So, what we need is a log-log histogram. Although I’m sure there is a function that will do this for me neatly (and I have to admit ignorance when it comes to doing this in SPSS, but I suspect it’s just a matter of checking a box), I’m once again going to turn to Python to write a script that comes up with frequencies (i.e., how many people posted once, twice, … ntimes). I could “bin” these frequencies and come up with something lat looks like a regular histogram, but since folks are not as used to seeing log-log bar charts, I decided to do it without the bins. The resulting file is just a number on each line, starting with the number of people with one comment, the next line is the number of users with 2 comments, and so on. I drop this file into Notepad2 to take a look, and (CTRL-C) copy all the data.

I open up R, and first execute this command:

x <- type.convert(readClipboard())

This loads all of the data I just copied into a “vector” called x. If you are unfamiliar with the format of R commands, note that the <- is an assignment symbol: it says put the stuff on the right into the box on the left. The readClipboard function–shockingly–reads whatever is on the Windows clipboard. Type.convert converts strings into integers, since the clipboard just assumes whatever you are copying is a string (or character) rather than a number. Now we have all this stuff in the vector x.

Next, I issue the following command:

plot(x, log="xy", xlab="log(number of comments)", ylab="log(number of users)")

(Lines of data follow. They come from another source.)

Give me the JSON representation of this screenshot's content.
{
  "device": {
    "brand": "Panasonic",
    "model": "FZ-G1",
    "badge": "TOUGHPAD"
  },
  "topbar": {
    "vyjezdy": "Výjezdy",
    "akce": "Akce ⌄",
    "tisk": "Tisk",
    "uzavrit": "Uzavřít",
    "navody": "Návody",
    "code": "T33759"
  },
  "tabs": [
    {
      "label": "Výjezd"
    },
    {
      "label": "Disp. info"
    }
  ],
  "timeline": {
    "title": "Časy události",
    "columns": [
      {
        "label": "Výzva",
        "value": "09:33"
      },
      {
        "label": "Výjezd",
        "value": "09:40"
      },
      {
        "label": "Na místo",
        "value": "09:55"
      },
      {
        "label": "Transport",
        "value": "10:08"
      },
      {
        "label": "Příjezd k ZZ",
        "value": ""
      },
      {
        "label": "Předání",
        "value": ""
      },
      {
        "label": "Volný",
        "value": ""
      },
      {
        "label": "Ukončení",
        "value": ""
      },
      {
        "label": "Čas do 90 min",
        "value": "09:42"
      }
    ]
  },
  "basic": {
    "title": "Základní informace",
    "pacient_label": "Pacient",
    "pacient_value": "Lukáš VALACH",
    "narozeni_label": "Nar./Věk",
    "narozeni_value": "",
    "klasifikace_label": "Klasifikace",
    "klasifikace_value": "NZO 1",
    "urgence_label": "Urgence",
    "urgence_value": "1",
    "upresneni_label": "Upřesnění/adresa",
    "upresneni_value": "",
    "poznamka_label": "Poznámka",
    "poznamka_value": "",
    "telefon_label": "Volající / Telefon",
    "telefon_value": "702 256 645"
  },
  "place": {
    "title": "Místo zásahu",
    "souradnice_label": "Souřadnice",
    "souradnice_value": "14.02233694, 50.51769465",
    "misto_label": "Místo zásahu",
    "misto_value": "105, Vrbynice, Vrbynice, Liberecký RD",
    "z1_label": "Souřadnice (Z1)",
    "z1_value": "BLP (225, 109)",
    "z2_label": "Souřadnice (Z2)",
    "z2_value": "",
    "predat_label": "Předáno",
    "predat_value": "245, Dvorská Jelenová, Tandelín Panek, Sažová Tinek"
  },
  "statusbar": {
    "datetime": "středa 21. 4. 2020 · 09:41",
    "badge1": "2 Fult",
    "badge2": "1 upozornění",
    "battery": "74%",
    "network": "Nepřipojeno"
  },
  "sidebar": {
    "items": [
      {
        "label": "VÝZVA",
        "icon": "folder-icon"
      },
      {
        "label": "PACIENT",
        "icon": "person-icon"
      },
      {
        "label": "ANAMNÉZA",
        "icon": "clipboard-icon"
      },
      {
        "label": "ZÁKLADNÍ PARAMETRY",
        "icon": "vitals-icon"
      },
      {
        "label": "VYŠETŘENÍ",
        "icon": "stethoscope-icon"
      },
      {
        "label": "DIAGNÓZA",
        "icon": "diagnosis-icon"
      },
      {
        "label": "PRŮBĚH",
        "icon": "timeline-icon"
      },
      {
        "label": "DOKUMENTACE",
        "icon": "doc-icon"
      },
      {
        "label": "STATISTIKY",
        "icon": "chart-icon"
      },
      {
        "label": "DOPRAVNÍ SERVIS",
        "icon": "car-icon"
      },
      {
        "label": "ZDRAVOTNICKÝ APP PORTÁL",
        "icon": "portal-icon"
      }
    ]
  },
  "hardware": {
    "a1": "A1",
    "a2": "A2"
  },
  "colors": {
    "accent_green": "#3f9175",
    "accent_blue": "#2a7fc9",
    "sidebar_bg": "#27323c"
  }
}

which produces the plot shown to the right. It should be pretty clear what each of the options there does, creating a log-log plot of the vector x, with labels for each axis.

Next: Hypothesis testing!

Now we have some basic descriptions of the data, enough to give the reader a feel for what we are working with. Time to rearrange the data a few more times and take measurements that will help us answer questions about the relationship of feedback scores to posting behavior, in part 5.

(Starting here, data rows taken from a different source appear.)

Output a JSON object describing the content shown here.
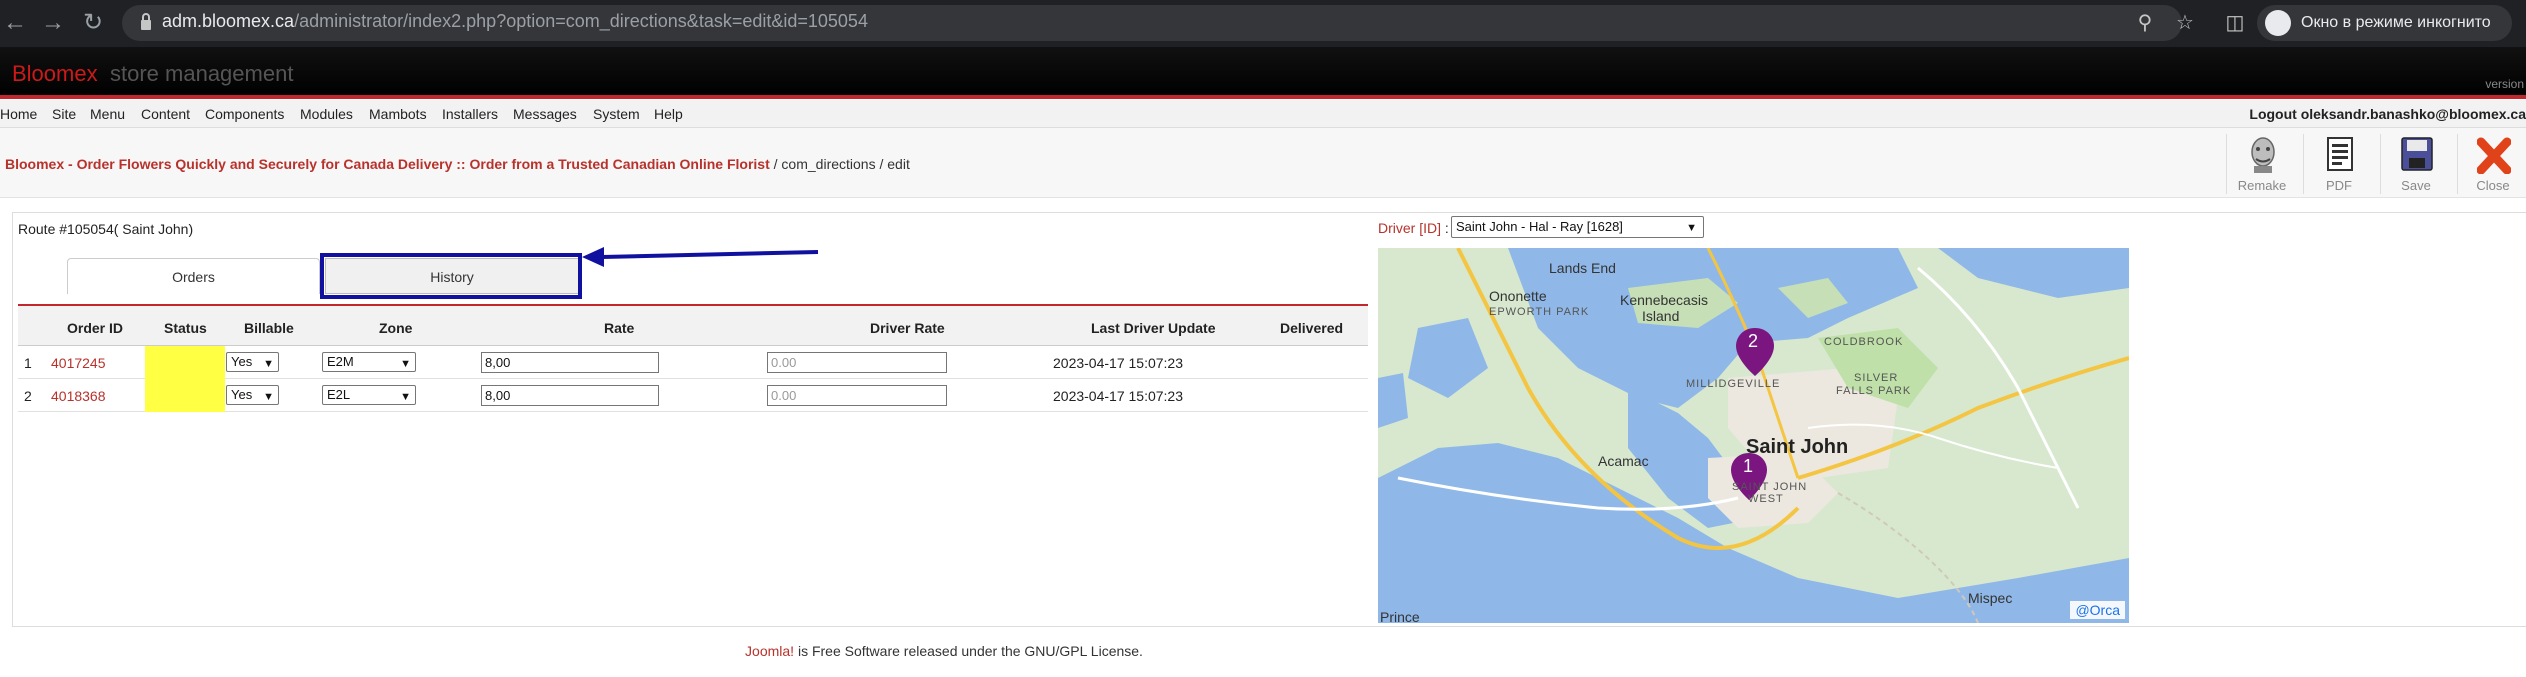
{
  "browser": {
    "url_host": "adm.bloomex.ca",
    "url_path": "/administrator/index2.php?option=com_directions&task=edit&id=105054",
    "incognito_label": "Окно в режиме инкогнито"
  },
  "header": {
    "brand": "Bloomex",
    "subtitle": "store management",
    "version": "version"
  },
  "menu": {
    "items": [
      "Home",
      "Site",
      "Menu",
      "Content",
      "Components",
      "Modules",
      "Mambots",
      "Installers",
      "Messages",
      "System",
      "Help"
    ],
    "logout": "Logout oleksandr.banashko@bloomex.ca"
  },
  "breadcrumb": {
    "site": "Bloomex - Order Flowers Quickly and Securely for Canada Delivery :: Order from a Trusted Canadian Online Florist",
    "rest": " / com_directions / edit"
  },
  "toolbar": {
    "remake": "Remake",
    "pdf": "PDF",
    "save": "Save",
    "close": "Close"
  },
  "route": {
    "title": "Route #105054( Saint John)",
    "tabs": {
      "orders": "Orders",
      "history": "History"
    }
  },
  "orders": {
    "headers": {
      "order_id": "Order ID",
      "status": "Status",
      "billable": "Billable",
      "zone": "Zone",
      "rate": "Rate",
      "driver_rate": "Driver Rate",
      "last_update": "Last Driver Update",
      "delivered": "Delivered"
    },
    "rows": [
      {
        "num": "1",
        "order_id": "4017245",
        "billable": "Yes",
        "zone": "E2M",
        "rate": "8,00",
        "driver_rate_placeholder": "0.00",
        "last_update": "2023-04-17 15:07:23"
      },
      {
        "num": "2",
        "order_id": "4018368",
        "billable": "Yes",
        "zone": "E2L",
        "rate": "8,00",
        "driver_rate_placeholder": "0.00",
        "last_update": "2023-04-17 15:07:23"
      }
    ]
  },
  "driver": {
    "label": "Driver [ID]",
    "colon": " :",
    "selected": "Saint John - Hal - Ray [1628]"
  },
  "map": {
    "labels": {
      "lands_end": "Lands End",
      "ononette": "Ononette",
      "epworth": "EPWORTH PARK",
      "kennebecasis": "Kennebecasis",
      "island": "Island",
      "coldbrook": "COLDBROOK",
      "millidgeville": "MILLIDGEVILLE",
      "silver": "SILVER",
      "falls": "FALLS PARK",
      "saint_john": "Saint John",
      "acamac": "Acamac",
      "sj_west1": "SAINT JOHN",
      "sj_west2": "WEST",
      "prince": "Prince",
      "mispec": "Mispec"
    },
    "markers": [
      "1",
      "2"
    ],
    "attribution": "@Orca"
  },
  "footer": {
    "joomla": "Joomla!",
    "text": " is Free Software released under the GNU/GPL License."
  }
}
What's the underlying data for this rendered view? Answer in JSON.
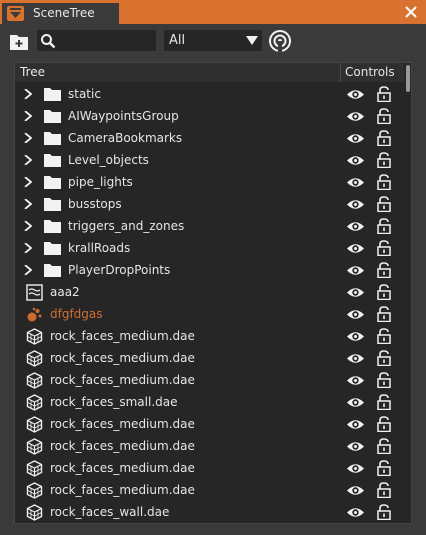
{
  "window": {
    "tab_label": "SceneTree",
    "accent_color": "#d9722f"
  },
  "toolbar": {
    "search_value": "",
    "filter_selected": "All"
  },
  "tree": {
    "column_tree": "Tree",
    "column_controls": "Controls",
    "rows": [
      {
        "label": "static",
        "type": "folder"
      },
      {
        "label": "AIWaypointsGroup",
        "type": "folder"
      },
      {
        "label": "CameraBookmarks",
        "type": "folder"
      },
      {
        "label": "Level_objects",
        "type": "folder"
      },
      {
        "label": "pipe_lights",
        "type": "folder"
      },
      {
        "label": "busstops",
        "type": "folder"
      },
      {
        "label": "triggers_and_zones",
        "type": "folder"
      },
      {
        "label": "krallRoads",
        "type": "folder"
      },
      {
        "label": "PlayerDropPoints",
        "type": "folder"
      },
      {
        "label": "aaa2",
        "type": "water-icon"
      },
      {
        "label": "dfgfdgas",
        "type": "particle-icon"
      },
      {
        "label": "rock_faces_medium.dae",
        "type": "mesh-icon"
      },
      {
        "label": "rock_faces_medium.dae",
        "type": "mesh-icon"
      },
      {
        "label": "rock_faces_medium.dae",
        "type": "mesh-icon"
      },
      {
        "label": "rock_faces_small.dae",
        "type": "mesh-icon"
      },
      {
        "label": "rock_faces_medium.dae",
        "type": "mesh-icon"
      },
      {
        "label": "rock_faces_medium.dae",
        "type": "mesh-icon"
      },
      {
        "label": "rock_faces_medium.dae",
        "type": "mesh-icon"
      },
      {
        "label": "rock_faces_medium.dae",
        "type": "mesh-icon"
      },
      {
        "label": "rock_faces_wall.dae",
        "type": "mesh-icon"
      }
    ]
  }
}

[the making of, pt. 3] Creating a sample

alex — Mon, 22 Sep 2008 18:02:38 +0000

(This is the third in a series of posts on the making of a research article. If you haven’t already, go back and check it out from the start.)

Having put together the bones of a literature review in part 2, I now need to collect some data. My initial aim was a round number: 2,000 users, selected at random. There isn’t any particular reason for that number, other than it is small enough to handle, but large enough to lend a bit of power when it comes to the stats. It turned out that I actually ended up having to sample far more (30K), to get enough commenters, but didn’t know that until after I started. Research is messy.

Programming… shudder

Broadly, I wanted to collect a sample of individual user’s histories on Digg. This is made much easier because Digg, like many web services today, provides an API or “application programming interface,” a way of tapping into the databases that drive the system. The good news is that this makes it much easier to access the data if you know a little bit about programming. So, the unfortunate first step of this is learning to program, just a little, or engaging in enough “social engineering” to get someone who can program to help you. If you’ve done anything advanced in SPSS, SAS, Excel, or the like, you probably have done some programming without knowing it, but even if you’ve never done any programming before, taking this one step will help you way beyond this project. You don’t even have to be a good programmer (I’m not), you just need to be able to get the computer to do what you want it to. Really, programming is just a matter of being very explicit about what you want to do, and then putting that in a standardized format (computer language).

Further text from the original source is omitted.